Analistas destacam que a ausência de Tarcísio em alguns cenários eleva nomes como Ricardo Nunes (MDB), prefeito de São Paulo cotado para o Palácio dos Bandeirantes, mas o atual mandatário estadual domina o campo conservador, absorvendo votos de bolsonaristas e liberais moderados.
Contexto político e avaliação da gestão atual
A pesquisa ocorre em meio a um 2026 eleitoral pré-aquecido, com Tarcísio de Freitas consolidando-se como figura central da direita paulista após vitória apertada em 2022 e avanços em obras como a expansão do metrô e redução de homicídios. A aprovação de sua administração, acima de 60 por cento em levantamentos recentes, sustenta essa liderança, contrastando com desgastes no campo petista, marcado por divisões internas e rejeição ao lulismo em São Paulo.
O petismo, representado por Haddad, enfrenta desafios para reconquistar o eleitorado urbano médio, enquanto França e Alckmin buscam resgatar o eleitor centrista, sem êxito aparente contra o ímpeto tarcisista. Nomes como Kataguiri e Serra representam renovação, mas patinam em patamares baixos, sugerindo fragmentação da oposição de centro-direita.
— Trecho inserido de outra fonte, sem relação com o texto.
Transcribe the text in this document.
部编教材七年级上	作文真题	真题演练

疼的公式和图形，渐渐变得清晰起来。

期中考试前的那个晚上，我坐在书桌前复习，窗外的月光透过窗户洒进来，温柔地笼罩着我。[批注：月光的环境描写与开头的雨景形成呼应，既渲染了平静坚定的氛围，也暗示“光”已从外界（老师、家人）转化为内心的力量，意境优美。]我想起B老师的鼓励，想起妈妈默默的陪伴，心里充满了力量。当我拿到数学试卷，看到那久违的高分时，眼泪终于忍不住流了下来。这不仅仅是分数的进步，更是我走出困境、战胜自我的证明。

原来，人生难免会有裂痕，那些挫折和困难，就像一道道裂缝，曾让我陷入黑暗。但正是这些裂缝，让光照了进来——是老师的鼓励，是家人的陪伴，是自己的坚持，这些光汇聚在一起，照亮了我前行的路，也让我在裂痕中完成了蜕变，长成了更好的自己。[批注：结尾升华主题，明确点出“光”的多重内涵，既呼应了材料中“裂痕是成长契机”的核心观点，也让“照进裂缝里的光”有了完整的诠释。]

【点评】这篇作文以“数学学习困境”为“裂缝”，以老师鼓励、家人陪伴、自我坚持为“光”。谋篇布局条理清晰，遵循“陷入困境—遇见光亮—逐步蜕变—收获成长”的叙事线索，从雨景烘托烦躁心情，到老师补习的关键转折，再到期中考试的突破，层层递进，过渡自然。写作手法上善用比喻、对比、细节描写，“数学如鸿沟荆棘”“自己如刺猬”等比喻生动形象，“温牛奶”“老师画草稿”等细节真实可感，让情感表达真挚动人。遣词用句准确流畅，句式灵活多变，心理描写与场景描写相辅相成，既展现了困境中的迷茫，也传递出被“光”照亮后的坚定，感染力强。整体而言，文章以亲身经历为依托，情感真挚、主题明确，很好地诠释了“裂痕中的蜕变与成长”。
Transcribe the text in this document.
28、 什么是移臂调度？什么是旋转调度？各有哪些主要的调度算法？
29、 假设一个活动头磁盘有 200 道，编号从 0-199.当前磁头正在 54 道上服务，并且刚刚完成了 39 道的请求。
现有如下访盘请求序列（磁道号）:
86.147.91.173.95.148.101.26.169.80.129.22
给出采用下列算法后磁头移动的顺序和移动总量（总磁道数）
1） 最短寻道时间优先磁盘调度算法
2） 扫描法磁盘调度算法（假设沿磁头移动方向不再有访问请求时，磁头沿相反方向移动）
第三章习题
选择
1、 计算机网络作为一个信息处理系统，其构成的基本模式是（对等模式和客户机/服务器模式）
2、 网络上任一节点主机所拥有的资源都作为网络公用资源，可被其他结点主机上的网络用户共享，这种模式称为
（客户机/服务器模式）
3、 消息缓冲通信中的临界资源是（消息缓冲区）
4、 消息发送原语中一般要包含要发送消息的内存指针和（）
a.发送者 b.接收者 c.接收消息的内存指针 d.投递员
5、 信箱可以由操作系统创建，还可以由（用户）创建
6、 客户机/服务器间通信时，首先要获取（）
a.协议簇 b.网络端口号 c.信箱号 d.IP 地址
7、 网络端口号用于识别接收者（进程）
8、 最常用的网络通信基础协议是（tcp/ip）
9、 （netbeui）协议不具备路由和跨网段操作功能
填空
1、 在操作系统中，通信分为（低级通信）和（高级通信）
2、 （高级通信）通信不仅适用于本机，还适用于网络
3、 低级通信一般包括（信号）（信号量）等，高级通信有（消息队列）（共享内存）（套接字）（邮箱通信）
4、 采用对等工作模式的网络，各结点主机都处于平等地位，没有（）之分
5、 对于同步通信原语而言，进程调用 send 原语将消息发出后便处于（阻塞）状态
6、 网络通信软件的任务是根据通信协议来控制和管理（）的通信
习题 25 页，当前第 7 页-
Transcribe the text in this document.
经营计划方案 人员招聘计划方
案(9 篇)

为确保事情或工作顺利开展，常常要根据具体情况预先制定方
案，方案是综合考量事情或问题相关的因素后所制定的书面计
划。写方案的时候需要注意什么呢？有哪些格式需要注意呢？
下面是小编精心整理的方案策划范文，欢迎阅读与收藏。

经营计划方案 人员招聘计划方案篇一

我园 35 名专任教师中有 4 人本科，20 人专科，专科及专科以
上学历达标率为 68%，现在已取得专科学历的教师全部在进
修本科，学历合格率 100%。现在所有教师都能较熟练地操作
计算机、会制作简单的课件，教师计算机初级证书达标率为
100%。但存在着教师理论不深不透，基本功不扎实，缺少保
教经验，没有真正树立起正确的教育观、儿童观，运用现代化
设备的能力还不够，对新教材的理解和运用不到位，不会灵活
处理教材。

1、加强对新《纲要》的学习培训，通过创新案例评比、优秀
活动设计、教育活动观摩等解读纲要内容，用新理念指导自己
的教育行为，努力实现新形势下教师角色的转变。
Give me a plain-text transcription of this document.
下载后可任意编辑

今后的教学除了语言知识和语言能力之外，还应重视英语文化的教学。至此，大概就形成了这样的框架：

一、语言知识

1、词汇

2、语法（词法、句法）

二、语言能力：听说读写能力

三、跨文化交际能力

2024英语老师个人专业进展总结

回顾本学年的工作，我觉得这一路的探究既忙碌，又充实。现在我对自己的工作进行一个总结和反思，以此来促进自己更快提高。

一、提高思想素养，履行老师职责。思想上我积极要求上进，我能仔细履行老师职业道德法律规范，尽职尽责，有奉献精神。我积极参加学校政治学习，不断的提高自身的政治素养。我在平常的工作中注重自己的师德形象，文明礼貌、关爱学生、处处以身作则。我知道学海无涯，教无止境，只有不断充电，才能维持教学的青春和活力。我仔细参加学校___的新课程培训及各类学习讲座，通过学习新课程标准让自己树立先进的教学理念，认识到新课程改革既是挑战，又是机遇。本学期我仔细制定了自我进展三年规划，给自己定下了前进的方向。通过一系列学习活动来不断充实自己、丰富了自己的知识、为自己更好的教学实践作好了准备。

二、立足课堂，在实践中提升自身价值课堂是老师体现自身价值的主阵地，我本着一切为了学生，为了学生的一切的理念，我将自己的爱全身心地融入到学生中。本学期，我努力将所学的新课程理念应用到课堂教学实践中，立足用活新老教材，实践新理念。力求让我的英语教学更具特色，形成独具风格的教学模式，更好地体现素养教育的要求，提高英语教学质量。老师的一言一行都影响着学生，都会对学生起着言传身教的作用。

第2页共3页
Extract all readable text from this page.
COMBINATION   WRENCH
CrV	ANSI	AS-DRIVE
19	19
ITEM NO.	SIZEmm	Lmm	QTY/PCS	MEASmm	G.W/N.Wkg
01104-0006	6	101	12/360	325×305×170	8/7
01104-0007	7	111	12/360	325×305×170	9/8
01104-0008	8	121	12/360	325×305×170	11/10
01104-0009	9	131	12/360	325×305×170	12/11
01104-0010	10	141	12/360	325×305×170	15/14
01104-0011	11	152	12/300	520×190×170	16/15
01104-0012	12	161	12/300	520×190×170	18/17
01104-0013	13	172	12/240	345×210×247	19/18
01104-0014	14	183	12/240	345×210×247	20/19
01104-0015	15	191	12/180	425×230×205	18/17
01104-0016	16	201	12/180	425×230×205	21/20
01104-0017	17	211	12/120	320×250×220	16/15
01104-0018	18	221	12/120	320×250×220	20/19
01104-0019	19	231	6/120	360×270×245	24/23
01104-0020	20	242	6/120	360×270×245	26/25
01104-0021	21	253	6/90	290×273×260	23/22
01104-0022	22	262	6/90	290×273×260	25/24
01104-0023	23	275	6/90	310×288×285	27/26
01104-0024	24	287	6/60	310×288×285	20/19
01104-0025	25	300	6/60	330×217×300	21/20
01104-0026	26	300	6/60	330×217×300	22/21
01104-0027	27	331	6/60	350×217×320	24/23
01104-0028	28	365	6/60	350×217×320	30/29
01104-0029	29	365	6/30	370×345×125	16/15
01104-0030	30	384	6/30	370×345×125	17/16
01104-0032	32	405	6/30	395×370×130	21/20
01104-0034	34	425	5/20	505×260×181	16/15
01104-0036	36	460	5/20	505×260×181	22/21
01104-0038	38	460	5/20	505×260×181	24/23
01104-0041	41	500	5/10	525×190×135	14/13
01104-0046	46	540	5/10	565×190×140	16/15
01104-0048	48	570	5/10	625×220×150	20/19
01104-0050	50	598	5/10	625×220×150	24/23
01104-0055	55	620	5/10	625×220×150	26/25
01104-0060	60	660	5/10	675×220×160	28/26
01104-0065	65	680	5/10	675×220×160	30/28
Implicações para 2026 e reações iniciais
Os números do Paraná Pesquisas reforçam Tarcísio como franco favorito à reeleição, projetando-o como potencial protagonista nacional em 2030, alinhado ao governo Trump nos Estados Unidos e ao bolsonarismo remanescente. Pré-candidatos oposicionistas minimizaram o levantamento, atribuindo-o a um instituto de perfil conservador, mas os dados ecoam tendências de pesquisas como Quaest e Datafolha, que já sinalizavam domínio do governador.
A divulgação movimentou bastidores partidários: o Republicanos celebra a consolidação de sua estrela, enquanto PT e PSB articulam federações para ampliar palanque oposicionista. Com eleições municipais em 2024 pavimentando o terreno, São Paulo caminha para um pleito estadual dominado pela dicotomia entre continuidade tarcisista e fragmentada oposição, num estado que define rumos nacionais.